The dreary gubernatorial race makes the Little Rock mayoral race, with four interesting, experienced candidates, more fun to watch. For starters, you have two black candidates, Jesse Mason and Bill Walker, competing for the generally monolithic black vote and both of them happen to have homes in ritzy Chenal Valley. The field is completed by Mark Stodola, now a Heights resident who spent some years as part of the downtown historic restoration movement, and Barbara Graves, a West Little Rock retailer and City Board veteran.
Mason set the tone by calling for more cops to combat rising crime. Walker, maybe more in touch with the base he hopes to dominate, wants to balance enforcement with prevention and rehabilitation. Stodola has employed a surplus from earlier political campaigns to hit TV early with ads by which he hopes to spread-eagle the field. A former prosecutor who’s shut down drug houses, he says he knows how to fight crime.
Stodola’s ads last week prompted the first major gaffe of the race. Graves criticized Stodola’s tactic in an interview with the Democrat-Gazette. “Is he running for mayor, which is policies and procedures? Or is he running for sheriff or prosecutor or police chief or assistant police chief? What’s he running for?”
Crime is an issue, if not THE issue. Voters don’t want a mayor who’ll score an A on a “policies and procedures” quiz. They want a leader who understands their needs and inspires them with ideas.

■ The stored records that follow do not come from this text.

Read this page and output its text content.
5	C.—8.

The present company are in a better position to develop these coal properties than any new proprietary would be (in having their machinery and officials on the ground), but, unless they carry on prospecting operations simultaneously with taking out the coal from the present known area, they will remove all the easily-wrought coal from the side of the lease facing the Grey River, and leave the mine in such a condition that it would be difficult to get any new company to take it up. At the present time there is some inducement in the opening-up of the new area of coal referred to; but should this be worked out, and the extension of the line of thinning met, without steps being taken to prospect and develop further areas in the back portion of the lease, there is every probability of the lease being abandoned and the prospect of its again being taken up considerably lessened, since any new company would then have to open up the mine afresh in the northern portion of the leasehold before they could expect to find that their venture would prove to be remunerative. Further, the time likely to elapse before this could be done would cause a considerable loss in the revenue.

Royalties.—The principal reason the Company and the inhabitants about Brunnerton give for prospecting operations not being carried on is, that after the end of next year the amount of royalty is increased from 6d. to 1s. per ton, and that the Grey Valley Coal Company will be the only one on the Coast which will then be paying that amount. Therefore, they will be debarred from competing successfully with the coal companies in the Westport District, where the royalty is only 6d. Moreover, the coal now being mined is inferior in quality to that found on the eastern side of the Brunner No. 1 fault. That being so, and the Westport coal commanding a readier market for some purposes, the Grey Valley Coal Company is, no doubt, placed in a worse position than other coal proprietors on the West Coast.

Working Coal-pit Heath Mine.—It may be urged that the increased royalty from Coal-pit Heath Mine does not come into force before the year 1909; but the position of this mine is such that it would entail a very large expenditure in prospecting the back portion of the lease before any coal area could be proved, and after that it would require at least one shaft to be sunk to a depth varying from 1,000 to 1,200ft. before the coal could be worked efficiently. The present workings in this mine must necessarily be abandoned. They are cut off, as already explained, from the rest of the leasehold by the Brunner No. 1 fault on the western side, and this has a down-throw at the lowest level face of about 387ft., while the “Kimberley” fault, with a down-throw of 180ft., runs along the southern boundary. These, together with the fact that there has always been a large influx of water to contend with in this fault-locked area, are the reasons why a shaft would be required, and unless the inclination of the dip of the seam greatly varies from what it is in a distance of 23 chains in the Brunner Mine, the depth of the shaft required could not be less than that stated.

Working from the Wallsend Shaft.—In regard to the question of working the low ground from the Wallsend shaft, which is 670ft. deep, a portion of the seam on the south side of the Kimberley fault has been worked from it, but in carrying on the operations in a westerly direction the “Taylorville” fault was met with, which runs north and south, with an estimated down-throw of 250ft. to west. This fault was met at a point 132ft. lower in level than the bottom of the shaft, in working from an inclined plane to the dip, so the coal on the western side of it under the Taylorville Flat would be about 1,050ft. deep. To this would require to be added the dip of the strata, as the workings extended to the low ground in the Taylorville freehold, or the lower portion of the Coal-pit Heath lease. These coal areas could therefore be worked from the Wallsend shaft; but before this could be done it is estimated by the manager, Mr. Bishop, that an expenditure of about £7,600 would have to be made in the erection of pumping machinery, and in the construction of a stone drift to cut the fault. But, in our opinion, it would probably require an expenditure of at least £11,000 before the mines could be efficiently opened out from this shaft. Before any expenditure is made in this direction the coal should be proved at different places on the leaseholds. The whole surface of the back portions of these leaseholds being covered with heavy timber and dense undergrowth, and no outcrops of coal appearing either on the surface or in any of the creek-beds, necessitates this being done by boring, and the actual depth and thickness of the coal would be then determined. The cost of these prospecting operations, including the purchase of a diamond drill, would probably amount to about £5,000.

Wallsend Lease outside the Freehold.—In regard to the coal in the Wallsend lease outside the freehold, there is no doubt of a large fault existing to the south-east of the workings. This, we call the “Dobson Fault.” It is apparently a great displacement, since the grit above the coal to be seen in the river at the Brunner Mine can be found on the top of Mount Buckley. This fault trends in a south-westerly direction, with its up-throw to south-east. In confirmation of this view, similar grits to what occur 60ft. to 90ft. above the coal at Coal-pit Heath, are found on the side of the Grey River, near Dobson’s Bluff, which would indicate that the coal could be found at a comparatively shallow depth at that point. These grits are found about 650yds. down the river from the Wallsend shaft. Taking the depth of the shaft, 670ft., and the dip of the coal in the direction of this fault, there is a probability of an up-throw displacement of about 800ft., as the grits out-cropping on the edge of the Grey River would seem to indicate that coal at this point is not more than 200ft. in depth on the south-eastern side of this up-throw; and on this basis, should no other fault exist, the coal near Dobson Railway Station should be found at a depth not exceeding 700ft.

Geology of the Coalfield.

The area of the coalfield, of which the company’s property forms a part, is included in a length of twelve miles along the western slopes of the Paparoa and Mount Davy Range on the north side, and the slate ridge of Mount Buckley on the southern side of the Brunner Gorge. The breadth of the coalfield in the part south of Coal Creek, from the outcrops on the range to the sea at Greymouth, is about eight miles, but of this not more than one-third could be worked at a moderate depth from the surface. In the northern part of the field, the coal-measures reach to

They don’t want to be told their issues are irrelevant.
We also want our leaders beyond reproach. Stodola should make it unequivocally clear that he’ll resign his job as attorney to the Little Rock Airport Commission if he’s elected and that he’ll guarantee that no future money paid his firm for the work will reach him directly or indirectly. Similarly, Bill Walker need not delay an announcement that he’ll instantly give up his role as minority contractor on airport catering should he be elected. He also should pledge to sever that relationship in a transparent way so that voters have no cause for lingering suspicion. (It is true that Walker’s forceful personality is the template for the type of person who could be a successful mayor despite the job’s structural limitations.)
Crime. Impact fees. Sprawl. Meaningful code enforcement. Tax policy. The form of government. The rising cost of city services. Protection of Lake Maumelle. These are issues that truly hit voters where they live. A mayor can set the agenda and deliver a swing vote. For that reason, and personalities, too, I find the race more interesting than A$a’s warmed-over imitation of a 1992 Sheffield Nelson and Mike’s impression of the Mark Pryor rope-a-dope strategy.